Page d'histoire : Promulgation de l'édit de Clotaire II 614

Clotaire II, Dagobert et saint Arnoul
Manuscrit Les Grandes Chroniques de France, XIVe ou XVe siècle
© Bibliothèque nationale de France

En 614, le roi Clotaire II promulgue un célèbre édit qui clôt l’assemblée générale des leudes, convoquée en même temps qu’un concile des évêques de tout le royaume. Après quarante années de guerres civiles, le jeune roi de Neustrie, fils de Chilpéric Ier et Frédégonde, a vaincu l’année précédente la vieille reine Brunehaut, qu’il a fait supplicier, et ses arrière-petits-fils qu’il a fait mettre à mort. Désormais seul roi d’un royaume réunifié, il doit rétablir l’ordre et le consensus, fondements de l’autorité royale. Les actes du concile et l’édit royal constituent un remarquable témoignage de ce qu’il convient de considérer comme une « seconde fondation du royaume mérovingien ».
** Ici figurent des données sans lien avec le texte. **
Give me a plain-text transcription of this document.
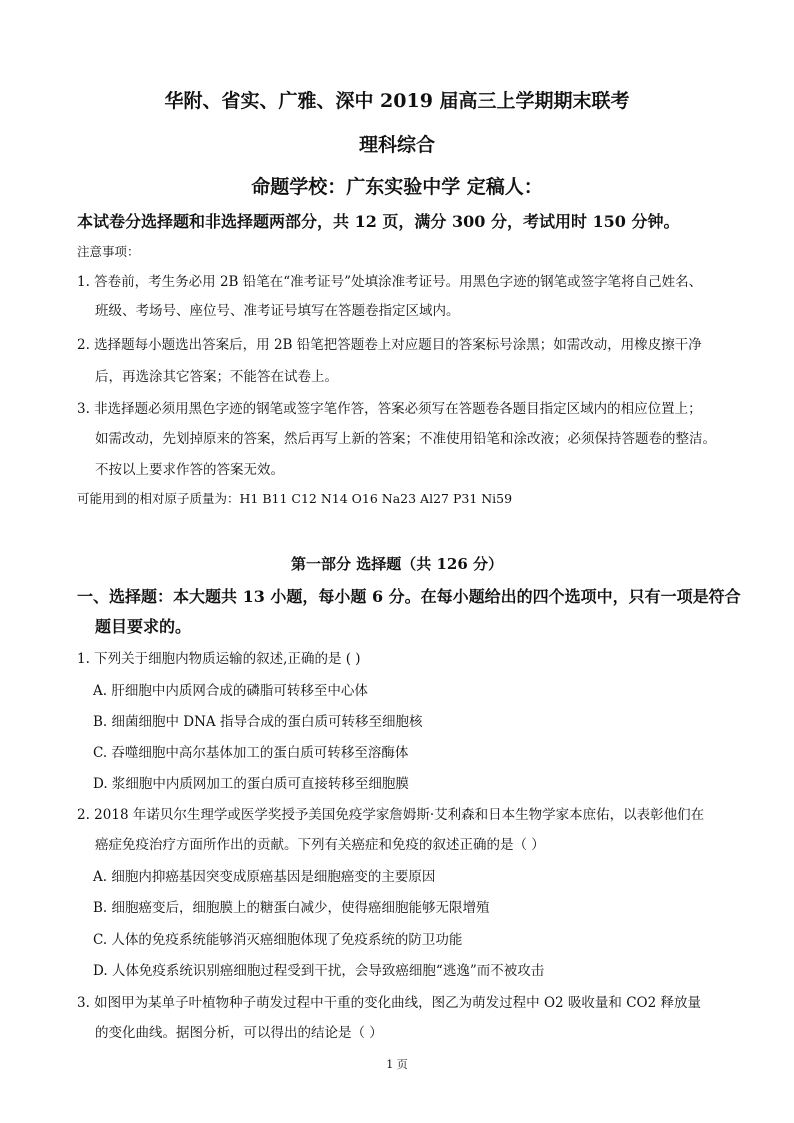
华附、省实、广雅、深中 2019 届高三上学期期末联考
理科综合
命题学校：广东实验中学 定稿人：
本试卷分选择题和非选择题两部分，共 12 页，满分 300 分，考试用时 150 分钟。
注意事项：
1. 答卷前，考生务必用 2B 铅笔在“准考证号”处填涂准考证号。用黑色字迹的钢笔或签字笔将自己姓名、
班级、考场号、座位号、准考证号填写在答题卷指定区域内。
2. 选择题每小题选出答案后，用 2B 铅笔把答题卷上对应题目的答案标号涂黑；如需改动，用橡皮擦干净
后，再选涂其它答案；不能答在试卷上。
3. 非选择题必须用黑色字迹的钢笔或签字笔作答，答案必须写在答题卷各题目指定区域内的相应位置上；
如需改动，先划掉原来的答案，然后再写上新的答案；不准使用铅笔和涂改液；必须保持答题卷的整洁。
不按以上要求作答的答案无效。
可能用到的相对原子质量为：H1 B11 C12 N14 O16 Na23 Al27 P31 Ni59
第一部分 选择题（共 126 分）
一、选择题：本大题共 13 小题，每小题 6 分。在每小题给出的四个选项中，只有一项是符合
题目要求的。
1. 下列关于细胞内物质运输的叙述,正确的是 ( )
A. 肝细胞中内质网合成的磷脂可转移至中心体
B. 细菌细胞中 DNA 指导合成的蛋白质可转移至细胞核
C. 吞噬细胞中高尔基体加工的蛋白质可转移至溶酶体
D. 浆细胞中内质网加工的蛋白质可直接转移至细胞膜
2. 2018 年诺贝尔生理学或医学奖授予美国免疫学家詹姆斯·艾利森和日本生物学家本庶佑，以表彰他们在
癌症免疫治疗方面所作出的贡献。下列有关癌症和免疫的叙述正确的是（ ）
A. 细胞内抑癌基因突变成原癌基因是细胞癌变的主要原因
B. 细胞癌变后，细胞膜上的糖蛋白减少，使得癌细胞能够无限增殖
C. 人体的免疫系统能够消灭癌细胞体现了免疫系统的防卫功能
D. 人体免疫系统识别癌细胞过程受到干扰，会导致癌细胞“逃逸”而不被攻击
3. 如图甲为某单子叶植物种子萌发过程中干重的变化曲线，图乙为萌发过程中 O2 吸收量和 CO2 释放量
的变化曲线。据图分析，可以得出的结论是（ ）
1 页
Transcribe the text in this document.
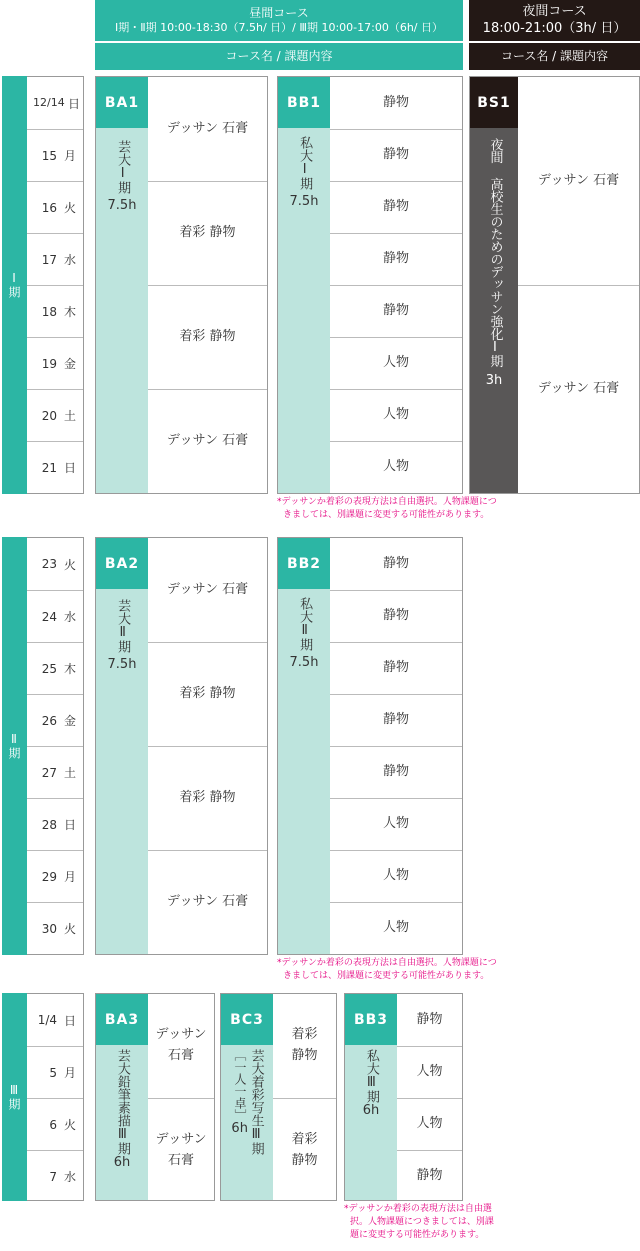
昼間コース
Ⅰ期・Ⅱ期 10:00-18:30（7.5h/ 日）/ Ⅲ期 10:00-17:00（6h/ 日）
コース名 / 課題内容
夜間コース
18:00-21:00（3h/ 日）
コース名 / 課題内容
Ⅰ期
12/14 日
15 月
16 火
17 水
18 木
19 金
20 土
21 日
BA1
芸大Ⅰ期
7.5h
デッサン 石膏
着彩 静物
着彩 静物
デッサン 石膏
BB1
私大Ⅰ期
7.5h
静物
静物
静物
静物
静物
人物
人物
人物
BS1
夜間 高校生のためのデッサン強化Ⅰ期
3h
デッサン 石膏
デッサン 石膏
*デッサンか着彩の表現方法は自由選択。人物課題につ
きましては、別課題に変更する可能性があります。
Ⅱ期
23 火
24 水
25 木
26 金
27 土
28 日
29 月
30 火
BA2
芸大Ⅱ期
7.5h
デッサン 石膏
着彩 静物
着彩 静物
デッサン 石膏
BB2
私大Ⅱ期
7.5h
静物
静物
静物
静物
静物
人物
人物
人物
*デッサンか着彩の表現方法は自由選択。人物課題につ
きましては、別課題に変更する可能性があります。
Ⅲ期
1/4 日
5 月
6 火
7 水
BA3
芸大鉛筆素描Ⅲ期
6h
デッサン
石膏
デッサン
石膏
BC3
芸大着彩写生Ⅲ期
［一人一卓］
6h
着彩
静物
着彩
静物
BB3
私大Ⅲ期
6h
静物
人物
人物
静物
*デッサンか着彩の表現方法は自由選
択。人物課題につきましては、別課
題に変更する可能性があります。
Parmi les décisions de l’édit figure une mesure qui interdit de chercher à épouser, ou à enlever une jeune fille ou une veuve vouée à Dieu, qu’elle réside dans sa propre maison ou dans un monastère, sous peine de mort. Si la femme était consentante et que le couple s’est réfugié dans une église, ils seront condamnés à l’exil. Cet article précise en fait une mesure prise en 595 dans un édit du roi Childebert II : on y réaffirmait l’interdiction du rapt des jeunes filles et des veuves, mais le ravisseur était passible de mort. Si la femme a consenti au rapt et qu’ils se sont réfugiés dans une église, ils seront bannis et privés de leurs biens. S’ils ont été pris hors d’une église, ils seront mis à mort, leurs biens reviendront à leurs parents, après taxation par le fisc. Par ailleurs, dans un autre édit, Clotaire II interdit d’épouser une jeune fille ou une veuve sans son consentement, ou de l’enlever.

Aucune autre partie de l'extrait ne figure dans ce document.